We live in a world today that has become increasingly more divisive and vitriolic. People hold certain viewpoints and oft consider that view to be the complete & objective truth. But unfortunately, it is rarely so. Taking a step back, a huge driver for these divisive stands are news organizations that thrive on reporting with certain forms of bias built into their coverage. They would like to intentionally drive the narratives to their vested foregone conclusion. If we the people, want to seek a wholesome understanding, it is expected that we read perhaps 10+ new sources to get to the source what’s actually happening in earnestness and what is being spewed as conjecture. As part of my passion project, I aim to use Data Science to make it easier for those who seek for an objective comprehension.
Using news articles written on the same topic by outlets who are on different ranges of political bias spectrum, I would like to create a model that can combine and summarize these articles to display what’s commonly being said. This will serve as a springboard objectives towards an array of downstream developments.
All Sides
Fox News, Washington Times, New York Times, Washington Post, HuffPost
- Allsides contains news headlines & links to a left leaning, right leaning and center leaning news organization for that headline. Hence, all 2000+ news headlines from All Sides were scrapped.
- Individual news sites were then scrapped to obtain the entire news articles. To allow for progress, only 5 news organization were focused on at present - as each news organization required its own scrapping & cleaning steps.
- The articles were arranged in a giant corpus and at first LDA/NMF Topic Modeling, Doc2Vec & Top2Vec techniques were attempted. The resultant scores were experimented with to see if sentence pairs could be created, to no avail.

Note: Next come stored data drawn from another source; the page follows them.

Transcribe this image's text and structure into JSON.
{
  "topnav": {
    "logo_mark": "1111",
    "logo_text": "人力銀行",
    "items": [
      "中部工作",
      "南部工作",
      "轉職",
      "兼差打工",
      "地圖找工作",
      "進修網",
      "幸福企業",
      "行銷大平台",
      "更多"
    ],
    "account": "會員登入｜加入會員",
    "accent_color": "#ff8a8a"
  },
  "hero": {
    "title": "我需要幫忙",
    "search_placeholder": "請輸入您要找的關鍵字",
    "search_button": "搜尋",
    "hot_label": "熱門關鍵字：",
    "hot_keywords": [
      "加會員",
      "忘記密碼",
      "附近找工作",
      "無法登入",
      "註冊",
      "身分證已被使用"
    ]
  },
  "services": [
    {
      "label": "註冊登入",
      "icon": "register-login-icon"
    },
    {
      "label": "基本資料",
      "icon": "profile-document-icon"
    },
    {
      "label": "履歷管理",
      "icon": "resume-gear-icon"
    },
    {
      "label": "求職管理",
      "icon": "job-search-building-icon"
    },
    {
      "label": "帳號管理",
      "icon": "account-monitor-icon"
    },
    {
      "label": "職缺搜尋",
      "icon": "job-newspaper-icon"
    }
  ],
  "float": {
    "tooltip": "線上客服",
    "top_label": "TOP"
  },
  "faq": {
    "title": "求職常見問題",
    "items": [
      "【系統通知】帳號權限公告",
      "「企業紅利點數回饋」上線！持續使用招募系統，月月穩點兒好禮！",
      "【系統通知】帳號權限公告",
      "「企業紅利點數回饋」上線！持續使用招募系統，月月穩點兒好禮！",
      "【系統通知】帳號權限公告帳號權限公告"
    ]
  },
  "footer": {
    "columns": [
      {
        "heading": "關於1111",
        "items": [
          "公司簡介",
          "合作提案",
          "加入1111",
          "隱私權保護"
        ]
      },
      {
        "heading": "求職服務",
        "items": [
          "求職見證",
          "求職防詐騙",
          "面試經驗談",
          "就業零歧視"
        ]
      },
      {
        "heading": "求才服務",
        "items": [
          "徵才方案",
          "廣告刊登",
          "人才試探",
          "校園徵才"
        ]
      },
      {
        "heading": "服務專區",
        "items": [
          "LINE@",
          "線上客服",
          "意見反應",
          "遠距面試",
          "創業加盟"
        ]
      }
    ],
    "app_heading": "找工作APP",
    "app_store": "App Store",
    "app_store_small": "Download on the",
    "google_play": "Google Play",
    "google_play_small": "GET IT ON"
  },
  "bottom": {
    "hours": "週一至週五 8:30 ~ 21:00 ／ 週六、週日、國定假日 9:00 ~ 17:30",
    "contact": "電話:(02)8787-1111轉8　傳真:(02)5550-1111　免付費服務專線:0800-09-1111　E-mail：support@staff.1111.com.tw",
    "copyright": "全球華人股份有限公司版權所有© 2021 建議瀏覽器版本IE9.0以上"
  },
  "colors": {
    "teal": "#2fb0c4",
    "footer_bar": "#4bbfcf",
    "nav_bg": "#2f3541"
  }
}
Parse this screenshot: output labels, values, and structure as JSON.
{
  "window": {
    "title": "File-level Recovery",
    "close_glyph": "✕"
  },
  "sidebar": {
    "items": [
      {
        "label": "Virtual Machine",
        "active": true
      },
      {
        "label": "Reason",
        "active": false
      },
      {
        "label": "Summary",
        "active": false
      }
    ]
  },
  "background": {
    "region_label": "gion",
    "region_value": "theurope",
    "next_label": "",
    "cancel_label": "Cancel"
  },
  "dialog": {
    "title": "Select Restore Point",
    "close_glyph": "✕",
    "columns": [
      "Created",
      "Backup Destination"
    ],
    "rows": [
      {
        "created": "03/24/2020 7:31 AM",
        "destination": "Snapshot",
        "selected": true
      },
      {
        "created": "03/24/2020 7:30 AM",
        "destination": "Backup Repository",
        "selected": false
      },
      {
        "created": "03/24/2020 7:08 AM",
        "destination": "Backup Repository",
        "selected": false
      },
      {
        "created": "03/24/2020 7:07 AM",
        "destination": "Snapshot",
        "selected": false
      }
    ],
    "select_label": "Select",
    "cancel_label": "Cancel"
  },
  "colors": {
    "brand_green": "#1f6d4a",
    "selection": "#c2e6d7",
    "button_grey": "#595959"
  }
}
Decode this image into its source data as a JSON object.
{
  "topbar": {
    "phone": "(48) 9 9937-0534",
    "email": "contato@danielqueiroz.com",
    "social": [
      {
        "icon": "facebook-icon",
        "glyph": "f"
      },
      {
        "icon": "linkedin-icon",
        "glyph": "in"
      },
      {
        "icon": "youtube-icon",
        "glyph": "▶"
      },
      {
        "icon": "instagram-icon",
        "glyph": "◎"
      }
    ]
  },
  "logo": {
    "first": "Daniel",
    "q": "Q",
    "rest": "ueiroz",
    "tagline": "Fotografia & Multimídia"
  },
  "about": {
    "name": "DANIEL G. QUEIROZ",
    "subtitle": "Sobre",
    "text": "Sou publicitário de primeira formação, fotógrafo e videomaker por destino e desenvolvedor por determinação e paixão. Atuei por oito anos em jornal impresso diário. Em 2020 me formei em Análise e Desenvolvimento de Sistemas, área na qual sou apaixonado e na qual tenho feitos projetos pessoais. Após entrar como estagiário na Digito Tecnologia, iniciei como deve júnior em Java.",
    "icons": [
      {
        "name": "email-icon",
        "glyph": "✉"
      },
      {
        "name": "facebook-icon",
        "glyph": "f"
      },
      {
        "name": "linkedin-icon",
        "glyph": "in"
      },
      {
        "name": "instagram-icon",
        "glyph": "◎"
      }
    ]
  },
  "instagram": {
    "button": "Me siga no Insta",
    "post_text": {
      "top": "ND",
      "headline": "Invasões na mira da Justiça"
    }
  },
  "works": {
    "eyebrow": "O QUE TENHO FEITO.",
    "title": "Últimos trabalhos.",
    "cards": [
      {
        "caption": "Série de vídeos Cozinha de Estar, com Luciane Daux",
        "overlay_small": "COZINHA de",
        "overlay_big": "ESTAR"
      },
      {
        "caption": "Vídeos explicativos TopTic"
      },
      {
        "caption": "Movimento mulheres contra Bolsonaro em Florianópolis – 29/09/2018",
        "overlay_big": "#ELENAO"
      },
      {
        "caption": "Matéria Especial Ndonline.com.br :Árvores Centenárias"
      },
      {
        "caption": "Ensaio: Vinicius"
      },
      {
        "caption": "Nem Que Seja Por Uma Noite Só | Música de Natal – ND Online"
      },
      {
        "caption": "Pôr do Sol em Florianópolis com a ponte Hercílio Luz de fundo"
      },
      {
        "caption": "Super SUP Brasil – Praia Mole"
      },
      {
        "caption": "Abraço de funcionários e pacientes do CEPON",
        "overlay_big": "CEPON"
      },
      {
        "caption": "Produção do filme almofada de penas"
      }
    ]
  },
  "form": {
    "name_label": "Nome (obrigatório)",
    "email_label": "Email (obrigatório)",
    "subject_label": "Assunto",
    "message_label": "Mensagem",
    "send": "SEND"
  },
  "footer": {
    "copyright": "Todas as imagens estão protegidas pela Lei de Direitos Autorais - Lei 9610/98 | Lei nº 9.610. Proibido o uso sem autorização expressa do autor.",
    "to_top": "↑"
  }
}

- Sentence embeddings from Sentence Transformers were ultimately used, employing the power of transfer learning. The resultant embeddings were used to create best matching pairs, using cosine similarity.
- The pairs were ultimately summarized to give a digestible read of what's commonly being said across the political spectrum on the provided news headlines & their associated articles
The primary objective of the project was accomplished. The deployed streamlit based app allows for providing links to any two articles (from the selected 5 news organizations) and receive a live summary of common points. The original articles are also presented below, with highlighting for sentences that were used to make the summary.
- Identify ways to scope out more articles on the same topic (beyond the 2 used for ‘Step 1’) and include in the model for combining on common points & summarizing.
- Extend functionality to be able to enter a news article link on an interactive interface, which can automatically seek out articles with opposing bias on the same topic & combine/summarize them.
- Extend functionality to include viewpoints that have been completely omitted (or presented in an opposing manner) onto the combined article.